William "Bill" Tierney is a hall of fame lacrosse coach at the University of Denver.

Tierney played collegiate lacrosse at Cortland State, where in 1973, he played on the USILA national championship team.[1] Following college, Tierney pursued a master's degree at Adelphi University, and coached high school lacrosse at Great Neck South High School, then Levittown Memorial High School. [2]

In 1982, Tierney's took his first collegiate coaching position with the Rochester Institute of Technology. He took the team to its first NCAA tournaments in both 1983 and 1984. Following this success, Tierney joined the Johns Hopkins University Blue Jays as an assistant lacrosse coach (winning two national championships), and also served as head coach of the soccer team from 1985 to 1987.[2]

In 1988, Tierney accepted the position as head coach of the Princeton Tigers. He acquired a program that was underdeveloped, and quickly turned it around. Tierney's Tigers won six NCAA championships (1992, 1994, 1996, 1997, 1998, and 2001) in nine years, and have appeared in eight NCAA championship games, nine NCAA Final Fours and 11 Ivy League championships.[2] In 1992, Tierney was awarded USILA Coach of the Year honors. [3]

Internationally, Tierney coached Team USA in the 1998 World Lacrosse Championships[2]

In 2002, Tierney was inducted into the National Lacrosse Hall of Fame with the distinction of being "a truly great coach."[1]

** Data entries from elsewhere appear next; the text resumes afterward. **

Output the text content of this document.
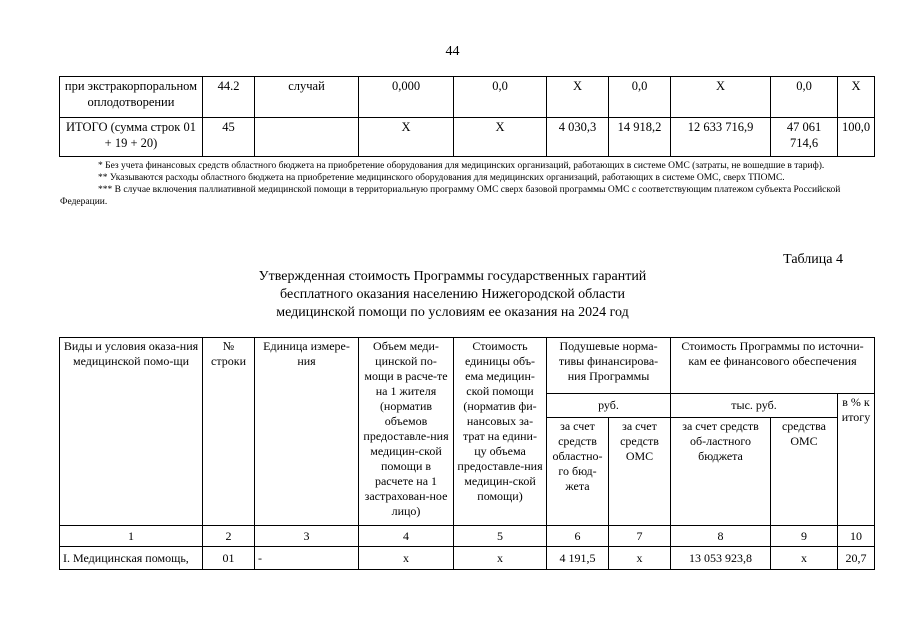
44
при экстракорпоральном оплодотворении	44.2	случай	0,000	0,0	X	0,0	X	0,0	X
ИТОГО (сумма строк 01 + 19 + 20)	45		X	X	4 030,3	14 918,2	12 633 716,9	47 061 714,6	100,0

* Без учета финансовых средств областного бюджета на приобретение оборудования для медицинских организаций, работающих в системе ОМС (затраты, не вошедшие в тариф).

** Указываются расходы областного бюджета на приобретение медицинского оборудования для медицинских организаций, работающих в системе ОМС, сверх ТПОМС.

*** В случае включения паллиативной медицинской помощи в территориальную программу ОМС сверх базовой программы ОМС с соответствующим платежом субъекта Российской Федерации.

Таблица 4
Утвержденная стоимость Программы государственных гарантий
бесплатного оказания населению Нижегородской области
медицинской помощи по условиям ее оказания на 2024 год
Виды и условия оказа-ния медицинской помо-щи	№ строки	Единица измере-ния	Объем меди-цинской по-мощи в расче-те на 1 жителя (норматив объемов предоставле-ния медицин-ской помощи в расчете на 1 застрахован-ное лицо)	Стоимость единицы объ-ема медицин-ской помощи (норматив фи-нансовых за-трат на едини-цу объема предоставле-ния медицин-ской помощи)	Подушевые норма-тивы финансирова-ния Программы		Стоимость Программы по источни-кам ее финансового обеспечения		
					руб.		тыс. руб.		в % к итогу
					за счет средств областно-го бюд-жета	за счет средств ОМС	за счет средств об-ластного бюджета	средства ОМС	
1	2	3	4	5	6	7	8	9	10
I. Медицинская помощь,	01	-	х	х	4 191,5	х	13 053 923,8	х	20,7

In 1998 and 2001, Tierney and his sons Trevor (a goaltender) and Brendan (midfield/attack), became the only father-sons combination to win a NCAA Men's Lacrosse Championship together.

Coach Tierney will begin coaching the men's lacrosse team at the University of Denver on July 1, 2009. Coach Tierney called the change a "wonderful opportunity to start this new chapter in my life."[4]